Lange Zeit stand das Kriterium der adäquaten Verursachung im Zentrum der Überlegungen. Mit diesem Kriterium sollten ganz unwahrscheinliche Entwicklungen aus der Ersatzpflicht ausgeschlossen werden. Auch heute noch liest man in vielen Entscheidungen, dass eine Rechtsgutsverletzung oder ein Schaden adäquat kausal verursacht sei, ohne dass man dahinter eine überlegte und bewusst getroffene Entscheidung für ein bestimmtes Kriterium vermuten dürfte. Die Adäquanzlehre ist einfach die überkommene und über viele Juristengenerationen tradierte Lehre. Bei näherer Betrachtung erweist sie sich aber als ungeeignet, überflüssig und falsch. Das lässt sich schon an der Entscheidung zeigen, in der der BGH sich intensiv um die Adäquanzlehre bemüht:

Gericht: BGH 1. Zivilsenat, Datum: 23.10.1951, Az: I ZR 31/51

Leitsatz

1.1 Eine Begebenheit ist adäquate Bedingung eines Erfolges, wenn sie die objektive Möglichkeit eines Erfolges von der Art des eingetretenen generell in nicht unerheblicher Weise erhöht hat.
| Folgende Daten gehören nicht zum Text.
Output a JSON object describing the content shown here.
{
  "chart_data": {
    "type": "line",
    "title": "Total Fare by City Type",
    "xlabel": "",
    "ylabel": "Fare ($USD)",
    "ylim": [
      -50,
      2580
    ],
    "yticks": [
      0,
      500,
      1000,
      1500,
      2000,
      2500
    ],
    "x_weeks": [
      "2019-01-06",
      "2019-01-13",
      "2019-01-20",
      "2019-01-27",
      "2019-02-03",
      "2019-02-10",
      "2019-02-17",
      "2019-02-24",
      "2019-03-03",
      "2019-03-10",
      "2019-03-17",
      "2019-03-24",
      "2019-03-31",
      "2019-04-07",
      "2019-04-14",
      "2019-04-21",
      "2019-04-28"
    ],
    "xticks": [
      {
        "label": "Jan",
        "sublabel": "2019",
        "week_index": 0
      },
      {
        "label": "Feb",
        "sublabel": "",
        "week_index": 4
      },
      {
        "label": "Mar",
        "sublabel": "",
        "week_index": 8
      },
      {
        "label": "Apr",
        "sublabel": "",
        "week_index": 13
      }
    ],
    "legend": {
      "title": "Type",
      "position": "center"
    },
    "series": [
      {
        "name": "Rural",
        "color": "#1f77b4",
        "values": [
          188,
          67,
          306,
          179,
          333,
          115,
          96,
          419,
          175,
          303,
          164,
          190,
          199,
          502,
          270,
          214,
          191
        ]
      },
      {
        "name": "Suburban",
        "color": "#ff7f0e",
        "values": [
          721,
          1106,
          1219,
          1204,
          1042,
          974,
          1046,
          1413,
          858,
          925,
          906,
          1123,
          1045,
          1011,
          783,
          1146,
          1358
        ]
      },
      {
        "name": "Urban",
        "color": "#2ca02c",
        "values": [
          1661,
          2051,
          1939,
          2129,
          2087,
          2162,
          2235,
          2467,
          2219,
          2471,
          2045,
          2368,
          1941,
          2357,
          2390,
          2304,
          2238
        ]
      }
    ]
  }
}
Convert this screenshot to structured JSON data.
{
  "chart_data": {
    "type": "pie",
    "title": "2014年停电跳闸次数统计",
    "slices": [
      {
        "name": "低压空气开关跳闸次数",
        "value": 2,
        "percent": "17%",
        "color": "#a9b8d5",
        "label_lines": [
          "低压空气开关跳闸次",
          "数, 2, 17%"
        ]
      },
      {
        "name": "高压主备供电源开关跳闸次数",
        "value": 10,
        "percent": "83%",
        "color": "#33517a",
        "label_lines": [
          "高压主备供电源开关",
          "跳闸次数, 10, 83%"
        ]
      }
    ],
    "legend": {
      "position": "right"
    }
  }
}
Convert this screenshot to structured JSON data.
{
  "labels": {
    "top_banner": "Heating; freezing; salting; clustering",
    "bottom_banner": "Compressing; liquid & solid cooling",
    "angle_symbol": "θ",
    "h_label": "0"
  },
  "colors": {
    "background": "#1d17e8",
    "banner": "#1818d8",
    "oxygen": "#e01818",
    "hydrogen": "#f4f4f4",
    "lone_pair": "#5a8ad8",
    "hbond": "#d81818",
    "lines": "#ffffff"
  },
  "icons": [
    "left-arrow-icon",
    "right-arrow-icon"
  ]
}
Bei der dahin zielenden Würdigung sind lediglich zu berücksichtigen

a) alle zur Zeit des Eintritts der Begebenheit dem optimalen Beobachter erkennbaren Umstände,

b) die dem Setzer der Bedingung noch darüber hinaus bekannten Umstände.

1.2 Diese Prüfung ist unter Heranziehung des gesamten im Zeitpunkt der Beurteilung zur Verfügung stehenden Erfahrungswissen vorzunehmen.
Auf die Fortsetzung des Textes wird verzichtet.